O Grupo Recreativo dos Milagres disputou, sem grande sucesso, as competições distritais de futebol durante quase duas décadas. Entre 1979 e 1996, as derrotas foram mais do que as vitórias. Mais tarde, em 2009, a secção foi reactivada, mas perder continuou a ser corriqueiro e a experiência não durou mais do que duas temporadas.
E tudo parou. O pelado do Campo da Colónia tornou-se num verdadeiro matagal e perdeu qualquer utilidade. Até que, “há coisa de ano e meio”, um grupo de nove amigos resolveu tentar fazer algo daquele espaço onde em tempos eram dados uns pontapés na bola. Só que o André, o David, o Gerson, o Rodrigo, o Paulo, o Tiago, o Amílcar e os Diogos não pensam em futebol.
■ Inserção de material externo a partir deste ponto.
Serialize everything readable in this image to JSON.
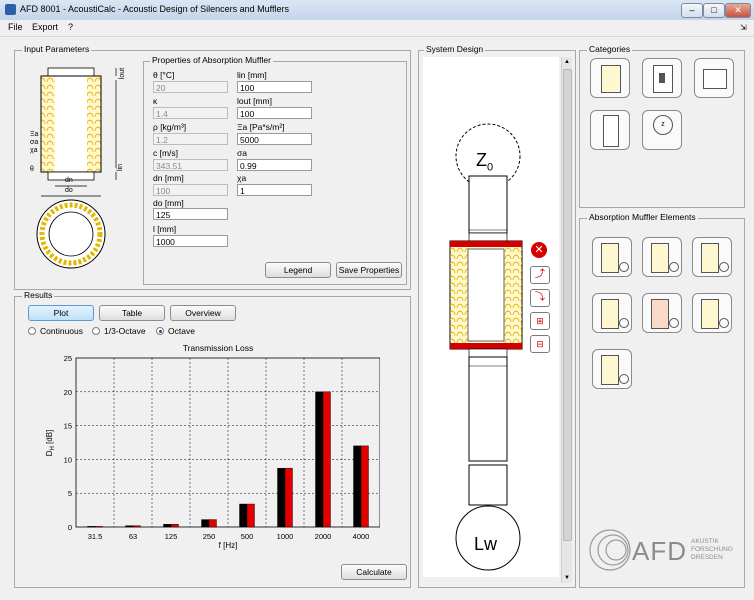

Eles são o colectivo MX456 e todos os fins-de-semana, pegam nas motos e vão lavrar. Desde pequenos que são “completamente loucos” por motocrosse, alguns entraram em provas pirata. À falta de grandes alternativas na região e porque nos pinhais “há sempre árvores em contramão”, decidiram avançar para a construção de um espaço dedicado à modalidade que os vicia.
“Tínhamos uma pista no meio do pinhal, mas fecharam o espaço e não nos deixaram andar mais”, explica André Calhelhas. “Começámos a ver onde conseguiríamos fazer uma pista. Falámos, falámos, até que alguém teve a ideia de fazermos no campo de futebol. Está abandonado há anos e resolvemos tentar.”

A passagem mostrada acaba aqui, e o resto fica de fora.